La pregunta de Alberto Fernández que fue y regresó: vale para vos, vale para mí

Política

El interrogante que arrastró el Presidente hasta los parajes de los mandatarios de España, Alemania y Francia fue si la única solución que el mundo estaba viendo para la disparada global de los precios era subir la tasa de interés.

Gran incógnita. Hace sólo unos días, el presidente Alberto Fernández llevó una duda en su equipaje, a través del océano, hasta el Viejo Continente. El interrogante que arrastró el presidente argentino hasta los parajes de los mandatarios de España, Alemania y Francia fue si la única solución que el mundo estaba viendo para la disparada global de los precios era subir la tasa de interés. Por supuesto se refería a la recomendación que trasuntan los distintos bancos centrales de elevar el costo del dinero lo suficiente para “secar” las economías y así atenuar la presión en las cotizaciones generada por la guerra en Ucrania.

La semana pasada, el gobernador del Banco de Francia, François Villeroy de Galhau, calificó como “razonable” una suba de la tasa. Con la inflación acomodándose en un 8% interanual promedio, esto es cuatro veces el objetivo del 2% del Banco Central Europeo (BCE), los funcionarios, incluida la presidenta del BCE, Christine Lagarde, dicen que están listos para promulgar en julio el primer aumento de tasa desde 2011.

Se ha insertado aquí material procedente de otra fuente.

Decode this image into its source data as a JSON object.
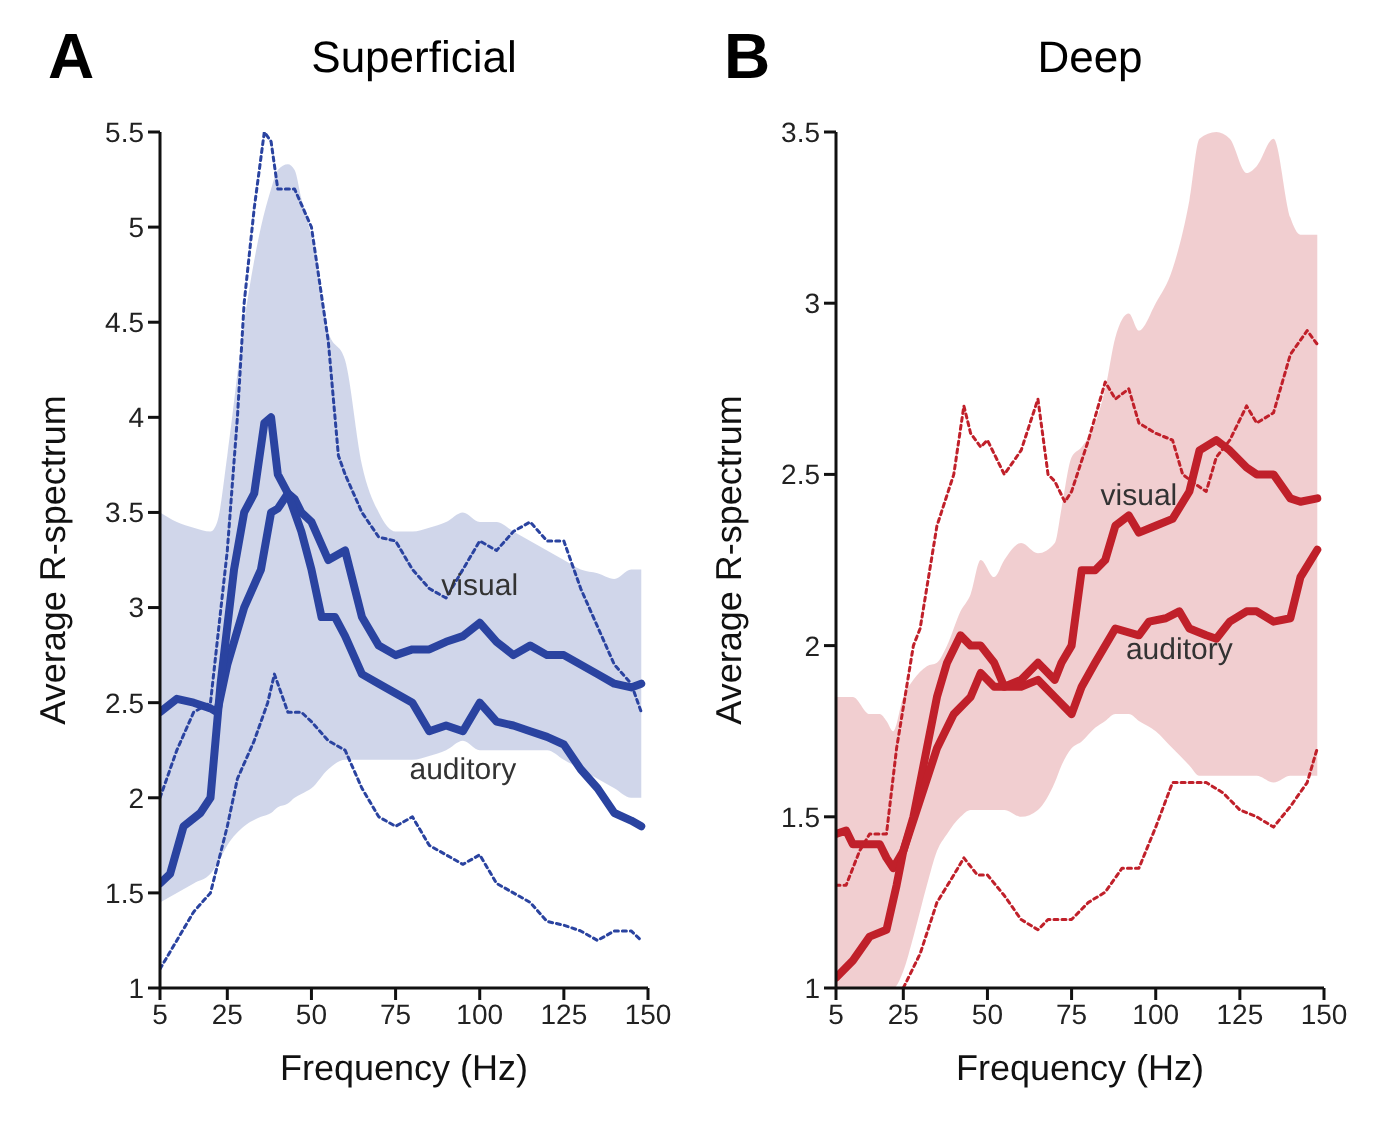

Hace sólo 48 horas, hablando de la Reserva Federal (FED), su titular, Jerome Powell, prometió que el banco central de Estados Unidos subiría, otra vez, las tasas de interés, tanto como fuera necesario. La promesa fue tal, que incluso se entendió que estaba dispuesto a llevar esa marca por encima del nivel neutral, para frenar un aumento de la inflación que, señaló, amenazaba los cimientos de la economía. ¿Hay que creerle? Si la “tasa neutral” es el nivel en el que la actividad económica no se estimula ni se limita… ¿Qué tanto puede calibrarse en un contexto como este? ¿Es un 3,5% una tasa que funciona para eso? ¿Cuál puede ser el impacto en las valuaciones? La fantasía reinante que es la economía de Estados Unidos y de otros países puede tener un “aterrizaje suave”, pero para ello habrá que ver qué tanta presión inflacionaria acumula un escenario con un enorme potencial faltante de alimentos, energía y una crisis del output chino que seguramente será un problema en algunas semanas. Pareciera que las mayores presiones inflacionarias van a seguir gobernando. Pareciera también que el gran riesgo es, a fuerza de suba de tasas y de advertencias de suba, generar una recesión que suma al mundo en una estanflación.

Para el final, sería interesante pensar si el acertijo no le cabe, también a la Argentina. El FMI ya ha recomendado al BCRA subir su tasa y éste viene cumpliendo a rajatabla, si bien aún en terreno negativo, contrastando la brutal inflación doméstica. ¿Qué tanto está preparada la Argentina para frenar su crecimiento a cero con la finalidad de atenuar, algo, los precios?